辞めるきっかけをずっと探していたのですが、高校の監督の顔が浮かんで何とか続けていました。ただ運動能力や体力には自信があったので、練習が辛いと思ったことはなかったですね」

――そんな中でも徐々に試合にも出るようになったのは、やはり実力があったから?
「これも実はラッキ―なんですよ。当時早稲田は優勝から遠ざかっていたのですが、1年生の冬に『鬼の連藏』と呼ばれた石井連藏さんが監督になったのですが、野手はとにかく体の大きいやつを集めろと言われてそれで一軍に呼ばれたんですね。その影響で最初は水口(栄二・元近鉄)が小さいという理由で外れていましたからね(笑)。

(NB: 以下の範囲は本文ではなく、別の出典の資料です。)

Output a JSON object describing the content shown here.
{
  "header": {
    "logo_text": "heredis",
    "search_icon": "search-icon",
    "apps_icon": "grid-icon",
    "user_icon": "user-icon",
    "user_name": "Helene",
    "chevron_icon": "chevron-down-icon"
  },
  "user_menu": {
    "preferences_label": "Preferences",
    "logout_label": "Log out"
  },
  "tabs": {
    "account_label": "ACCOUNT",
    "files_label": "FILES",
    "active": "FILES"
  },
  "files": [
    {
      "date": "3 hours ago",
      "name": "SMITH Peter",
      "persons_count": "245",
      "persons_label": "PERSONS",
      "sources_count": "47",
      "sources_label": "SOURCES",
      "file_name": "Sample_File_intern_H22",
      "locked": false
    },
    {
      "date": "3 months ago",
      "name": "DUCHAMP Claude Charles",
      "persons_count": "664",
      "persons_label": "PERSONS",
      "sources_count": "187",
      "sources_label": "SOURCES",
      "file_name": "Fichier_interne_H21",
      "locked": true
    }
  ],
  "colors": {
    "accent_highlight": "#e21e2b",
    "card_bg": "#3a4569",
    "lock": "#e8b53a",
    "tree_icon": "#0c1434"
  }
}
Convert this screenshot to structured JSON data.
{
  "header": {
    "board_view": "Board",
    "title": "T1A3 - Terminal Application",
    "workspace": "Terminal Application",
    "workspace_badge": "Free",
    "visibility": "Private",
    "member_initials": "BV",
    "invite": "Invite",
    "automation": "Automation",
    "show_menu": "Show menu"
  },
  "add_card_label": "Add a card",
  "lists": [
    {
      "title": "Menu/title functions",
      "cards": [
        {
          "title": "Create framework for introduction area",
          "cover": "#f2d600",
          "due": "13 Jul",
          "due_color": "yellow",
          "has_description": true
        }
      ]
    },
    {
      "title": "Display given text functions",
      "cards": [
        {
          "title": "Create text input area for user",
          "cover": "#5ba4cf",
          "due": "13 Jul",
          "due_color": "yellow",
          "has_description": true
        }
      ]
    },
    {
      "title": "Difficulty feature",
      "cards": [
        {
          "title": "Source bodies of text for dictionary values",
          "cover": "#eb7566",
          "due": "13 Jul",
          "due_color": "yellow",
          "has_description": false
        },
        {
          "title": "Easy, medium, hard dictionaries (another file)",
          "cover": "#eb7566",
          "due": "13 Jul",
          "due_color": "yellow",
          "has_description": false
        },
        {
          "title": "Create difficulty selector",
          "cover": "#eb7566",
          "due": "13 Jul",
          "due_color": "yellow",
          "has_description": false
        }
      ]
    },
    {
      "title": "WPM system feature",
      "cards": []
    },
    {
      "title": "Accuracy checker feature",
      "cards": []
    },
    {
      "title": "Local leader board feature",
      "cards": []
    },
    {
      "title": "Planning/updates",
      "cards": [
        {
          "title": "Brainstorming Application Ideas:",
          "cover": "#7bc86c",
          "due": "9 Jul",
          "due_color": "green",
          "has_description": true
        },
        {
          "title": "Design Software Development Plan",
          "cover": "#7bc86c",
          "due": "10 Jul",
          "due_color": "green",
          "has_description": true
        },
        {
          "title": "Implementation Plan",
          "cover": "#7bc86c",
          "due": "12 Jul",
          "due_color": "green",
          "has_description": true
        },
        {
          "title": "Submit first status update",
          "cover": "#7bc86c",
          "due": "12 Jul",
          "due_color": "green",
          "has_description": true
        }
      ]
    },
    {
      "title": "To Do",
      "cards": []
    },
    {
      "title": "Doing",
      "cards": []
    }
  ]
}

最初にリーグ戦に出た2年の春は全然結果が出なかったのですが、2年秋に先輩の穴埋めでまたチャンスをもらって、それから徐々にレギュラーに定着していきました。3年生になった時に正捕手候補だった選手が怪我をして、器用だからという理由でキャッチャーもやりました。バッティング練習のキャッチャー以外やったことがなかったのでビックリでしたね。(笑)。

小宮山さんから配球も考えてやれと言われたのですが、自分の出したサインどおりに投げてくれる小宮山さんがバッターを抑えていくと、徐々に楽しくなりましたね」

――大学4年生の春にはリ―グ優勝。ご自身も首位打者を獲得するなど活躍されましたが、卒業後の進路はどのように考えていましたか?
「単位もちゃんと取って教育実習も行って教員免許は取得していましたが、なんとなく野球は続けるだろうなというくらいで考えていました。そんな時に3つ上の先輩がリクルートで野球部を立ち上げるから来ないかという誘いをいただきました。それで面接に行ったら即内定だと言われて決まった感じですね。大学も人間科学部の1期生。監督が代わってメンバーに抜擢される。社会人野球も立ち上げメンバー。そういう意味では本当に運があると思いますね。4年生の春のリーグ戦で首位打者を獲得したのも、『運』が大きかったと思います」
(取材:西尾典文、写真:編集部)

 
後編は社会人野球、引退後、そして現在の事業についてお届けします。

 

上杉健さんプロフィール


1968年8月24日生まれ。長野県出身。長野県立深志高校から早稲田大学へ進学。4年時には東京六大学春季リーグ優勝、首位打者、ベストナインを獲得。卒業後は株式会社リクルートに入社。住宅情報事業部に配属。業務と並行して野球部でも活躍。野球部休部とともに株式会社ローソン野球部へ移籍。33歳まで野球部に在籍しその後社業へ戻るが、高校野球の監督をするという夢を実現させるべく、学校法人駿台学園にて教員へ転身。教員と高校野球の監督を経験。現在は株式会社GutsCareerSupportを設立し、高校生の年代からのキャリア教育、競技力向上における事業などを行っている。